How to match patterns in robots.txt

Discussion in 'robots.txt' started by kiransarv, Nov 2, 2008.

  1. #1
    Hi all,

    I have two dynamic URL pages;

    1.http://mydomain.com/index?id=(.*)&query=(.*)
    2.http://mydomain.com/index?id=(.*)&query=(.*)&start=10&pager.offset=(.*)
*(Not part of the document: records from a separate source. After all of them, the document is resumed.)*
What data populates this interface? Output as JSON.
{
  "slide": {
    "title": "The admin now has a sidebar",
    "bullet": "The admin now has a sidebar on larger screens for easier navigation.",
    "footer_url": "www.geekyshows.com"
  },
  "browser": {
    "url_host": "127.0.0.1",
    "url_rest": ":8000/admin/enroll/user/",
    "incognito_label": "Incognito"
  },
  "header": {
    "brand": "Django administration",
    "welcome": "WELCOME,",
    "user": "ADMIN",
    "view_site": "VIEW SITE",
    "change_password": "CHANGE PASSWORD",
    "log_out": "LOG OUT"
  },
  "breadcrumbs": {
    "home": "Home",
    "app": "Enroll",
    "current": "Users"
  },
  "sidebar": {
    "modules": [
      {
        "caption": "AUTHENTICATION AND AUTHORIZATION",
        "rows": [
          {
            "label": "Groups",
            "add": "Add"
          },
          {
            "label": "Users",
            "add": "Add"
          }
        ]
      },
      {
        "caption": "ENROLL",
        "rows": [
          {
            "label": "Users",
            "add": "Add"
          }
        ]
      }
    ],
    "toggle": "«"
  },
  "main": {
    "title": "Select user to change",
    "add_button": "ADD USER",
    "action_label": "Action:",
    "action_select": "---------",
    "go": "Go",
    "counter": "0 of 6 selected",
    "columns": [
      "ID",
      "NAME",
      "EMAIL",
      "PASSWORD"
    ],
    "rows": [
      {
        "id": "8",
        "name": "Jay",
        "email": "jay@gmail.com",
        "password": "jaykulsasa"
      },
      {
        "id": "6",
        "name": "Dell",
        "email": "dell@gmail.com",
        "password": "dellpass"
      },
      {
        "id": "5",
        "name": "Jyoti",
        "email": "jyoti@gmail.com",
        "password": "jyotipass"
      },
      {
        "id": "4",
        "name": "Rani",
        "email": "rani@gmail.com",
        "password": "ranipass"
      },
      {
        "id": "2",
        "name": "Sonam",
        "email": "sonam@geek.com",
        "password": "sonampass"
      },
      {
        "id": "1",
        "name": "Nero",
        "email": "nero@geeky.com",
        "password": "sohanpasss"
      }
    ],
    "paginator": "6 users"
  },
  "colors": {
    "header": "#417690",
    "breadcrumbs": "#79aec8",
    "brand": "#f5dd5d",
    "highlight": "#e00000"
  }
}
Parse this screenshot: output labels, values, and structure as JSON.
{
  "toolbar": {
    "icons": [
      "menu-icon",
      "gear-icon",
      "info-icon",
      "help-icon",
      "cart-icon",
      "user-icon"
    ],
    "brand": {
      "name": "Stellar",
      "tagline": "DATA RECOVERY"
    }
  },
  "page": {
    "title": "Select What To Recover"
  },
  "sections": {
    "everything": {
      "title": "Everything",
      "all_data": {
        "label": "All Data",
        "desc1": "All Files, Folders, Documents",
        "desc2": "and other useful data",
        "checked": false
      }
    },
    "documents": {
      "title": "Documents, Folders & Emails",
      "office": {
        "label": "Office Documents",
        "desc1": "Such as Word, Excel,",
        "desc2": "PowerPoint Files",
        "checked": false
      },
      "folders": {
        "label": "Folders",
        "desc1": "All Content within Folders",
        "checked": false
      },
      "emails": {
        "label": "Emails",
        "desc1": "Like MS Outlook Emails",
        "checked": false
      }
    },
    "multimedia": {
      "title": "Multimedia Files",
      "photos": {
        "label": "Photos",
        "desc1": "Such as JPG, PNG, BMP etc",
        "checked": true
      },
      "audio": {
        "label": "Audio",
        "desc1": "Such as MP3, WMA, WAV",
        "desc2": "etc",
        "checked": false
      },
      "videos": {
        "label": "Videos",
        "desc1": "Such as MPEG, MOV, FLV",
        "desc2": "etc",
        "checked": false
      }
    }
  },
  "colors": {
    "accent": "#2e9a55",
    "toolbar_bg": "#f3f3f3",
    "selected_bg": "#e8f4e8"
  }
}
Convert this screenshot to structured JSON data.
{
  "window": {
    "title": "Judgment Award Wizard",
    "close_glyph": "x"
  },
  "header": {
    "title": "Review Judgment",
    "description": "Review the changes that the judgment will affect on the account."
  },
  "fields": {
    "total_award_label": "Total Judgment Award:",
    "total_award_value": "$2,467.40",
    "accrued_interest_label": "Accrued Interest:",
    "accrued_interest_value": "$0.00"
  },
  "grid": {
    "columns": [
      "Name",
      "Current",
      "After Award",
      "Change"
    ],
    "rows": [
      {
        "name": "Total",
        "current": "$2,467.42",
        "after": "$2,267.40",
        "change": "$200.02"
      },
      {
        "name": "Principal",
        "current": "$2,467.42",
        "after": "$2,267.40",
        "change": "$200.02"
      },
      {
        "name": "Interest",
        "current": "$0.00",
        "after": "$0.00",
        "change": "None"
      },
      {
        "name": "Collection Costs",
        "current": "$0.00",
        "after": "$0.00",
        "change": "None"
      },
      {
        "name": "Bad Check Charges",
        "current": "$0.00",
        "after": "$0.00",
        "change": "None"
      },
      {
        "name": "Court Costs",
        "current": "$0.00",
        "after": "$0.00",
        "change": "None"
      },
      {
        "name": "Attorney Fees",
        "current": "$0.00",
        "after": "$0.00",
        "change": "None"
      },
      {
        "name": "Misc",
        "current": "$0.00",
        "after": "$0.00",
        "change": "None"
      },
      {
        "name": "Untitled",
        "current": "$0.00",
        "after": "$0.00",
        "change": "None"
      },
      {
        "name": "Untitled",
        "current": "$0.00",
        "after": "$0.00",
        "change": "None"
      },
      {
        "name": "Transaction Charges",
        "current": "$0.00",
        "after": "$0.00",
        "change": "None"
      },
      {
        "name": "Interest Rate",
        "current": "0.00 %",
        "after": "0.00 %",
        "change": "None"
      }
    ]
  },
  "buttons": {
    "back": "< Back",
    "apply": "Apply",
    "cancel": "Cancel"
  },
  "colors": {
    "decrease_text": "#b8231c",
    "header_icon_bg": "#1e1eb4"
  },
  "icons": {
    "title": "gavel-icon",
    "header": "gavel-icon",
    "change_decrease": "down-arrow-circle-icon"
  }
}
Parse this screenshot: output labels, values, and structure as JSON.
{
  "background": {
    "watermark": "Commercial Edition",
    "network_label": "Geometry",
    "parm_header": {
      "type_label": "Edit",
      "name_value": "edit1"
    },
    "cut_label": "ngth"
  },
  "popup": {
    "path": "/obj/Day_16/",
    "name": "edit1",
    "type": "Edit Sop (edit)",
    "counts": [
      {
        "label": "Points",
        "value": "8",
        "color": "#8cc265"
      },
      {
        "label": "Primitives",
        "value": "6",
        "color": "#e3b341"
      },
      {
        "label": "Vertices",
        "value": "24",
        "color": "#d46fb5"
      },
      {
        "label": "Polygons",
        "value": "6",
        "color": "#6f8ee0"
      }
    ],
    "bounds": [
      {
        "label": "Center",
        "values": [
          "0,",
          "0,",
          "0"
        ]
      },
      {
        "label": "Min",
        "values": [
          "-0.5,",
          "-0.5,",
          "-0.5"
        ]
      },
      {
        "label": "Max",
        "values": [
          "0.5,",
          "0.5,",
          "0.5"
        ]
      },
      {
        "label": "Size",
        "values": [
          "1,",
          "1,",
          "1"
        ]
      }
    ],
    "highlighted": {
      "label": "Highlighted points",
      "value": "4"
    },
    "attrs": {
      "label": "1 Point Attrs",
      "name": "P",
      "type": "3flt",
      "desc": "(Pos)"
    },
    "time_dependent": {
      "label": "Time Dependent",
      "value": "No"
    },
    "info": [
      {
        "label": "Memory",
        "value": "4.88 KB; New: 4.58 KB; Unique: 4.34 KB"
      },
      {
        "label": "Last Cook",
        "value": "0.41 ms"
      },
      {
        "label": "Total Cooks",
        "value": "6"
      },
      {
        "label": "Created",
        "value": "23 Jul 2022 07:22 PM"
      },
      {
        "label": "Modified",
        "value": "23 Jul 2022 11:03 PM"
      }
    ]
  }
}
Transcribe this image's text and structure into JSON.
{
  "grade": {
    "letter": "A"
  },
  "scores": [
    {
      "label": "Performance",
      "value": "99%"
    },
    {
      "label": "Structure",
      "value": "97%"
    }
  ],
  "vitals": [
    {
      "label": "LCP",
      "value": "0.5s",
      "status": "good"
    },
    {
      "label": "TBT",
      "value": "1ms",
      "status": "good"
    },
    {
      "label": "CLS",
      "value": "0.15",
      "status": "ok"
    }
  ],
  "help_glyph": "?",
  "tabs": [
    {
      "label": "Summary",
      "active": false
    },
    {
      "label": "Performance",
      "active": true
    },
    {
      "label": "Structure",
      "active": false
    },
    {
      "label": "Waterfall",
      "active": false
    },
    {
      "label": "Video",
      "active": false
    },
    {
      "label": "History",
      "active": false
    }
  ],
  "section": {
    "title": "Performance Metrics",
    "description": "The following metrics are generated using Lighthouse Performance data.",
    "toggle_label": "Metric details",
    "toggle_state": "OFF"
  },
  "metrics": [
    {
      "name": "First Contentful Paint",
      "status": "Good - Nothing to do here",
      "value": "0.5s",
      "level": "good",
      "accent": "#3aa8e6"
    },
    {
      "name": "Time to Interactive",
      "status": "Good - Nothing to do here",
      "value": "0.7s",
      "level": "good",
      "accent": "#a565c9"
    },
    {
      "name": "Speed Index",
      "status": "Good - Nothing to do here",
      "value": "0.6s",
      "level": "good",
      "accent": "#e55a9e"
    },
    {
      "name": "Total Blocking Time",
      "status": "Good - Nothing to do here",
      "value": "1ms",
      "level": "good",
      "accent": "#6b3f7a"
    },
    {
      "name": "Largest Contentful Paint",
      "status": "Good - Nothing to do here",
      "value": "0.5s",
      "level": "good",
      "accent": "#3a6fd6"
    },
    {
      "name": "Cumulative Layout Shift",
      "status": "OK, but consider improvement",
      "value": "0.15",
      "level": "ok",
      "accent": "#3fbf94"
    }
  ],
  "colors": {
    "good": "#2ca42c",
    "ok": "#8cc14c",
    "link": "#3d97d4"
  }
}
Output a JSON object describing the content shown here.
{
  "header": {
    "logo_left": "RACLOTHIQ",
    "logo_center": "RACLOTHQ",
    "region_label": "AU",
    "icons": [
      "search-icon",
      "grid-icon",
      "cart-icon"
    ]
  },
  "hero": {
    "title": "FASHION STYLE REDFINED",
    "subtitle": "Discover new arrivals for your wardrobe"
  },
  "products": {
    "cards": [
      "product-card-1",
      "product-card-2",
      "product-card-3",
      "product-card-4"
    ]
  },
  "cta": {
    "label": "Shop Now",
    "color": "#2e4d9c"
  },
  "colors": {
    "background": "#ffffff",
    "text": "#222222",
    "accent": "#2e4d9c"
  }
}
    I want to allow robots to crawl the first page but i don't want robots to crawl the page with "&start"...How can i do this.

    If I use

    "Disallow: /index?id" will block both the URL patterns. So How can i be specific..

    Please help me..

    regards
    kiran
     
    kiransarv, Nov 2, 2008 IP
  2. Aldo

    Aldo Peon

    Messages:
    99
    Likes Received:
    1
    Best Answers:
    0
    Trophy Points:
    0
    #2
    If I am correct, I belive you can use * for wild cards, so I think:
    
    Disallow: /index.php?*&start=*
    
    Code (markup):
    However, someone correct me if I am wrong. I do know if you have your website setup with Google Webmasters Google will allow you to enter a URL and tell you whether or not it can index it from the data it got from the robots.txt :)
     
    Aldo, Nov 8, 2008 IP